DocuSnap-Backend is positioned as a backend service focused on OCR recognition and AI analysis of documents and forms. It provides document processing, form processing, and form auto-filling functions for frontend applications through REST API interfaces.

Project Objectives

  1. Improve Document Processing Efficiency: Enhance the efficiency and accuracy of document recognition and information extraction by combining OCR and LLM technologies.
  2. Simplify Form Processing Workflow: Automatically recognize form structure and content, reducing manual input and processing time.
  3. Enhance Data Security: Protect the transmission security of sensitive documents and form data through end-to-end encryption.
  4. Provide Flexible Integration Methods: Facilitate integration with various frontend applications and systems through REST API interfaces.

Project Challenges

  1. OCR Accuracy: Ensuring OCR recognition accuracy across various document qualities and formats.
  2. LLM Prompt Engineering: Designing effective prompts to guide LLM in accurately extracting and processing document information.
  3. Performance Optimization: Optimizing performance when handling large concurrent requests and large documents.
  4. Security Assurance: Ensuring secure transmission and processing of sensitive documents and form data.

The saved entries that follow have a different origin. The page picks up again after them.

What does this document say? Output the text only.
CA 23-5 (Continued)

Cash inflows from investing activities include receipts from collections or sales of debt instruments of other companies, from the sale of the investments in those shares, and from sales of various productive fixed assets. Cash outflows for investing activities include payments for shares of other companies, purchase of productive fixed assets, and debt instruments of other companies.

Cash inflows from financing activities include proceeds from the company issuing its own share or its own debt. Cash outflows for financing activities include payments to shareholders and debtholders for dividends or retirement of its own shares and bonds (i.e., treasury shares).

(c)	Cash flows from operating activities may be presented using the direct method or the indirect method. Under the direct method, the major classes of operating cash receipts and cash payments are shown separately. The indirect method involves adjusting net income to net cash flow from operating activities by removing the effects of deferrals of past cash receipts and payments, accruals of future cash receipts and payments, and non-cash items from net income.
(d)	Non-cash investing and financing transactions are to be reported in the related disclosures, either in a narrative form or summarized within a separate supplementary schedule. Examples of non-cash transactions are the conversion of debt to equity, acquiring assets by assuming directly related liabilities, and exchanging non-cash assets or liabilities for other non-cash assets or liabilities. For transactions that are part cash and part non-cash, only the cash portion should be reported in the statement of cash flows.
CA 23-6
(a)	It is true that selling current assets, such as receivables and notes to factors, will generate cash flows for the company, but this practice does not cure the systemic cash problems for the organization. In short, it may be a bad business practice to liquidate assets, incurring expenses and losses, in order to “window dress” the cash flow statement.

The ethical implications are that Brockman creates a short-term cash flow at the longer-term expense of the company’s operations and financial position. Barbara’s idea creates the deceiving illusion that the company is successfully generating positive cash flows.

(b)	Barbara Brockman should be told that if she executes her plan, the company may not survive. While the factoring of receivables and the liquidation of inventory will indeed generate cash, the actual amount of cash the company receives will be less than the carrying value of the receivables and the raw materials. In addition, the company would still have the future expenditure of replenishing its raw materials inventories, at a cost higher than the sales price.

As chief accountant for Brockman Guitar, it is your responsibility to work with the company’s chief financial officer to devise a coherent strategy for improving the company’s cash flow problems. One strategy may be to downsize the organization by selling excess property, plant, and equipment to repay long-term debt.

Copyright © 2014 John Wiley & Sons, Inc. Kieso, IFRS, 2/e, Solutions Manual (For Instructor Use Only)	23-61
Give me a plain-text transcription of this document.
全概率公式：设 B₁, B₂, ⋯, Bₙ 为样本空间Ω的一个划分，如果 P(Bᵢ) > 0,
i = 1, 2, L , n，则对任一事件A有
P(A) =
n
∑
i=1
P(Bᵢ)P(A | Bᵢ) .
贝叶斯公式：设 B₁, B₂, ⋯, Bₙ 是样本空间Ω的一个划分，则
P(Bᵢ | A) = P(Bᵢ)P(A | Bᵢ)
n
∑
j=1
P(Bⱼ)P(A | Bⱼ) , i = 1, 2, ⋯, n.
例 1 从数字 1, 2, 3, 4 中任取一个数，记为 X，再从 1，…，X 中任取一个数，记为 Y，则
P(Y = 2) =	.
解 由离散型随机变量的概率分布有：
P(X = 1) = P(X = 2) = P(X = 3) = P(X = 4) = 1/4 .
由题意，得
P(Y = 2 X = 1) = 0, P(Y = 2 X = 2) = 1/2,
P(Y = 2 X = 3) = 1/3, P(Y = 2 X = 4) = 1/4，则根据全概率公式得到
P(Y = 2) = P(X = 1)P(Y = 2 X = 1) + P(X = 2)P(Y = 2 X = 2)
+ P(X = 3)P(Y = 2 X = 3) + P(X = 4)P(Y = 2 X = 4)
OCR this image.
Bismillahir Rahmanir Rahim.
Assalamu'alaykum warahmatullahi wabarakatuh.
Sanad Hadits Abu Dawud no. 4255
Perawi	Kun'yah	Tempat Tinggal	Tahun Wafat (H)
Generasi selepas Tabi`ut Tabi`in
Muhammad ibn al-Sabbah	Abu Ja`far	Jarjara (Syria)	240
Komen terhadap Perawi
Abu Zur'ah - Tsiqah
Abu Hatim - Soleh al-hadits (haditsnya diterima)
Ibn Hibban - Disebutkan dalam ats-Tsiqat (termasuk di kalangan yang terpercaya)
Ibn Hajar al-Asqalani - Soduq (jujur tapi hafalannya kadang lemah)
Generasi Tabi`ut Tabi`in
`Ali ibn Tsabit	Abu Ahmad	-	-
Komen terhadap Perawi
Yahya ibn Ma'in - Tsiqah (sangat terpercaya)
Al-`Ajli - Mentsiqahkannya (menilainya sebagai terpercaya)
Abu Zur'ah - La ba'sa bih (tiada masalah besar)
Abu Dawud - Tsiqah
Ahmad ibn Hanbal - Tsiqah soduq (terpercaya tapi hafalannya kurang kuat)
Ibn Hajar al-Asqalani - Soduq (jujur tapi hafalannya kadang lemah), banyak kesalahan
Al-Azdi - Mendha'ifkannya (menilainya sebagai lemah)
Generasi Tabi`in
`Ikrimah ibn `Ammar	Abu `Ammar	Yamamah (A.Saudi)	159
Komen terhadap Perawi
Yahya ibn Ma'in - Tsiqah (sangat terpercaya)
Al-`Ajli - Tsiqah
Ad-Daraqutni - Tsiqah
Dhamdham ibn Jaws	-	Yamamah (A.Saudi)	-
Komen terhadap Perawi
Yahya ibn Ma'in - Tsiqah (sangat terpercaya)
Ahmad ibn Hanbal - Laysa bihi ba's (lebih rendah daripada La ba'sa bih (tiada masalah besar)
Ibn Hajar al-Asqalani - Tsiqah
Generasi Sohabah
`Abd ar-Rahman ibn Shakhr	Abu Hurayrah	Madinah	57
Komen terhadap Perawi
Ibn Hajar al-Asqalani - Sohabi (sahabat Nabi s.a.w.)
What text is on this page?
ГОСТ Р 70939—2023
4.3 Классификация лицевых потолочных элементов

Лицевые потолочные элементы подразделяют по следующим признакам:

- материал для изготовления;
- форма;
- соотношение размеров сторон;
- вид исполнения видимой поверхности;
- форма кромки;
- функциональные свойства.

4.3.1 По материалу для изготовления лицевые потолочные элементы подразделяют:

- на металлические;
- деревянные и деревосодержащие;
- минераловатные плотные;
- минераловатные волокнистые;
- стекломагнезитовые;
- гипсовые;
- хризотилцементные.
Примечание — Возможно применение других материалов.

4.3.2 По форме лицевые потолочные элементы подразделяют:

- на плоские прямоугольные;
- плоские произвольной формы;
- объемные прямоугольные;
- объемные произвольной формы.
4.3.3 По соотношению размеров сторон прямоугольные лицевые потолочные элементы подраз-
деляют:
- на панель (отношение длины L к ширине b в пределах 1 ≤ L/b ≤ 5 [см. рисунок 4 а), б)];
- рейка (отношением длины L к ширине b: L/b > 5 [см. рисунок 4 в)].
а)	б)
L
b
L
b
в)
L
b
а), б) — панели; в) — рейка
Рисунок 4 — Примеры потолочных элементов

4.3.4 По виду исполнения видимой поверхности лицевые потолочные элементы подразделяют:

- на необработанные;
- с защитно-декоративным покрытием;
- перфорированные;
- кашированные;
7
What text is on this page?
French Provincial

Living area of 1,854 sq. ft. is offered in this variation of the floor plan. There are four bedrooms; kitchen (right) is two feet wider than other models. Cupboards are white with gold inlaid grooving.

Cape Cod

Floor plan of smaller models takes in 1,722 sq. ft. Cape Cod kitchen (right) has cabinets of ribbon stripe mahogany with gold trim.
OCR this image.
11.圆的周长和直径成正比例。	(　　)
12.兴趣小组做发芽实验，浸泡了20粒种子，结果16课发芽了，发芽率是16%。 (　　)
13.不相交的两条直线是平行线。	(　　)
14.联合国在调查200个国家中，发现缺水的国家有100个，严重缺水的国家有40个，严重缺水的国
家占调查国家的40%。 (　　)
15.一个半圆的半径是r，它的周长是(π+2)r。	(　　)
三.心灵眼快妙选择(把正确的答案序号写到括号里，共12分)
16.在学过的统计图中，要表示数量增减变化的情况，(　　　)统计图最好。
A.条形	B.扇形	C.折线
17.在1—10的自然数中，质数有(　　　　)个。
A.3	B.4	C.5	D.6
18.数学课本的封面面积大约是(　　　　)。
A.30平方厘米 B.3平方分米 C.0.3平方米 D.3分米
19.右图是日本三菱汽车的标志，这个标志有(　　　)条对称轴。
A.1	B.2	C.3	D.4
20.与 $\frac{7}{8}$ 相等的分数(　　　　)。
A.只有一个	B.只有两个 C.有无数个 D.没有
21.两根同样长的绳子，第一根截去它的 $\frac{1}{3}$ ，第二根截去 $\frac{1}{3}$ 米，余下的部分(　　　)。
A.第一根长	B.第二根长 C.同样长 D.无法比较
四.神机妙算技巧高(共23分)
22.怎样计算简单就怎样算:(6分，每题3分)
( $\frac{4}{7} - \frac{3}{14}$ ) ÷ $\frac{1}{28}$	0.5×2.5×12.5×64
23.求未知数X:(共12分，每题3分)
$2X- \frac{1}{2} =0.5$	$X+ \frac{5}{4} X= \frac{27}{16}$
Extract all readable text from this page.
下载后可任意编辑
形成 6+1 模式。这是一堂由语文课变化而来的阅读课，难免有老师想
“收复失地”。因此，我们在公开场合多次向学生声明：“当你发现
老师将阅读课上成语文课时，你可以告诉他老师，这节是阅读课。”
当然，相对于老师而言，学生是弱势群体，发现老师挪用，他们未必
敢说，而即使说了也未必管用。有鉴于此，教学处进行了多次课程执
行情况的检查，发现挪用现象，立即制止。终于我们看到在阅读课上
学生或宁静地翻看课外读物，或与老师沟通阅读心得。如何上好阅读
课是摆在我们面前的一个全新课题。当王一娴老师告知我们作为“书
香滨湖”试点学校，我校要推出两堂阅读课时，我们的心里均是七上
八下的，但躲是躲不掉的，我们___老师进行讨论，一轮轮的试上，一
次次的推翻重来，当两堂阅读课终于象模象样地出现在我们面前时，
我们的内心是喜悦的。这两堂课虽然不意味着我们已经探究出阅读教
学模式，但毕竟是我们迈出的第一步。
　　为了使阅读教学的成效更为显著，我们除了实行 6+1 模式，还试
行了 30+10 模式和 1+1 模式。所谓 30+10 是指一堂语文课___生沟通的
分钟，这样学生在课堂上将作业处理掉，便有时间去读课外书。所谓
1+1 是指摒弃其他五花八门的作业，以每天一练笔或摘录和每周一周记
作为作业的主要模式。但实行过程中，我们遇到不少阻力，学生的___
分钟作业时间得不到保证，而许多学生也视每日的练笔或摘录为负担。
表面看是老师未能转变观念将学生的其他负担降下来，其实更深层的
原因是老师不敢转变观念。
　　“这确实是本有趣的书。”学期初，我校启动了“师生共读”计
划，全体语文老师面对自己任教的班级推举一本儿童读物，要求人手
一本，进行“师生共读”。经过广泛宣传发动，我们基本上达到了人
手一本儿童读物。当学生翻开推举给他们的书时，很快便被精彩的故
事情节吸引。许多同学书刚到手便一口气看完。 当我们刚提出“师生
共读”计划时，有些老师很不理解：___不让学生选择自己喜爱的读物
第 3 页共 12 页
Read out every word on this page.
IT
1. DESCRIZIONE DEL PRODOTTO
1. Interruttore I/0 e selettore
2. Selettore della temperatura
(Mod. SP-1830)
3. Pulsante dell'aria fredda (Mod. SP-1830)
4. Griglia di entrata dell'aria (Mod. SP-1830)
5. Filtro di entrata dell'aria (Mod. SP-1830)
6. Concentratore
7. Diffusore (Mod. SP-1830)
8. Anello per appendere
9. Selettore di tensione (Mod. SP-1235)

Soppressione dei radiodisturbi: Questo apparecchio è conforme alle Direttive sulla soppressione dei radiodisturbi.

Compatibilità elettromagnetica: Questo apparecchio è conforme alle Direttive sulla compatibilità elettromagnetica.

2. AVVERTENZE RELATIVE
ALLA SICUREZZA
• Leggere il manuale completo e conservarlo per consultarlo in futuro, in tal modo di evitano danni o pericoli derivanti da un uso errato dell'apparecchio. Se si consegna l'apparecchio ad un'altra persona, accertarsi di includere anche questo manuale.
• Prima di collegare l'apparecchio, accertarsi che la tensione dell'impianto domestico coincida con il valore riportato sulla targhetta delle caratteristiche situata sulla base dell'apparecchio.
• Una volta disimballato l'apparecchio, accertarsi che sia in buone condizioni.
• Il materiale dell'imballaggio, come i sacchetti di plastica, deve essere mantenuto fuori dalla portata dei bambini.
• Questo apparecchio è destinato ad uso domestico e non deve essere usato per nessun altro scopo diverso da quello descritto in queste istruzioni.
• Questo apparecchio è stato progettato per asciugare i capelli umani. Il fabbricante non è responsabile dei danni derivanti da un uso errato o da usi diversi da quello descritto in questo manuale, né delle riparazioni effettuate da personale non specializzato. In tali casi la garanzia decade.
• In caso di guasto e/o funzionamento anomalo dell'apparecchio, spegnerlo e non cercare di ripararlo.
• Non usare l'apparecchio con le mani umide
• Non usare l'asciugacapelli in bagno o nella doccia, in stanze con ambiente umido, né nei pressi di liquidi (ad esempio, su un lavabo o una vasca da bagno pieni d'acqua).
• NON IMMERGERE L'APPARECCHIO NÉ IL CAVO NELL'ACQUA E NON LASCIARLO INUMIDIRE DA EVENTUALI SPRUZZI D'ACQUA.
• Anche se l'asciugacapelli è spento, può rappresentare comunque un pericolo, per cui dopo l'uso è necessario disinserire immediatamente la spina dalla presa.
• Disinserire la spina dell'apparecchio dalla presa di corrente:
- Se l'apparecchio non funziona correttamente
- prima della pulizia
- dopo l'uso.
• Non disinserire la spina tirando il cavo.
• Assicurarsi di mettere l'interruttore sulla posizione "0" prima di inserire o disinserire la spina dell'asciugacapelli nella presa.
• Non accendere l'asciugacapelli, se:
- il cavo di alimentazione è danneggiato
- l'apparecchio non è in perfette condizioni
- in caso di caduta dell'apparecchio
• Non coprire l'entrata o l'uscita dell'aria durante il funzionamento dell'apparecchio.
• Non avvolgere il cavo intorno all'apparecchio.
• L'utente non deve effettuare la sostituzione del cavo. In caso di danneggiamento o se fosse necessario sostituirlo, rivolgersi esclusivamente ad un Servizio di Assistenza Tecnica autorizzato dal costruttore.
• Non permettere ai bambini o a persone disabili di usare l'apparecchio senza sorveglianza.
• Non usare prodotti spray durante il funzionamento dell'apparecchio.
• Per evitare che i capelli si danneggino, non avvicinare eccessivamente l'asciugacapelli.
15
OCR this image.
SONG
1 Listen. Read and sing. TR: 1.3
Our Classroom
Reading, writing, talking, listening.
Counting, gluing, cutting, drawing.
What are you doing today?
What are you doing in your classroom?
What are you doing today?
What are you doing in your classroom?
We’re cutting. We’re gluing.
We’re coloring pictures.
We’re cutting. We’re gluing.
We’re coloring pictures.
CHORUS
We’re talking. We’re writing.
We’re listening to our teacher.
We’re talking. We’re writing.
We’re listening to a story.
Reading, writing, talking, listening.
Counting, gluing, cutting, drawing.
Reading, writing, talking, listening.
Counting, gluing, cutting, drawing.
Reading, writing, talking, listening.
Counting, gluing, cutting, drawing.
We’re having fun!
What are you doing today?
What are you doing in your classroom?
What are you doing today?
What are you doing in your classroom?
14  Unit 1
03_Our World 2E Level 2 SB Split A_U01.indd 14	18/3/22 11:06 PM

Technology Selection Considerations

During the project development process, the team considered various technology options and ultimately chose the current technology stack based on the following factors:

  1. Flask Framework: Lightweight, flexible, and easily extensible, suitable for rapid API service development.
  2. SQLite Database: Lightweight, no need for a separate server, suitable for caching and task status storage.
  3. Zhipu AI: Provides high-quality Chinese LLM services, suitable for processing Chinese documents and forms.
  4. CnOCR: An OCR service optimized for Chinese, providing higher Chinese recognition accuracy.
  5. RSA and AES Encryption: Combining two encryption technologies to achieve efficient and secure end-to-end encryption.

Through these technology choices, DocuSnap-Backend can effectively process documents and forms, providing high-quality OCR recognition and AI analysis services.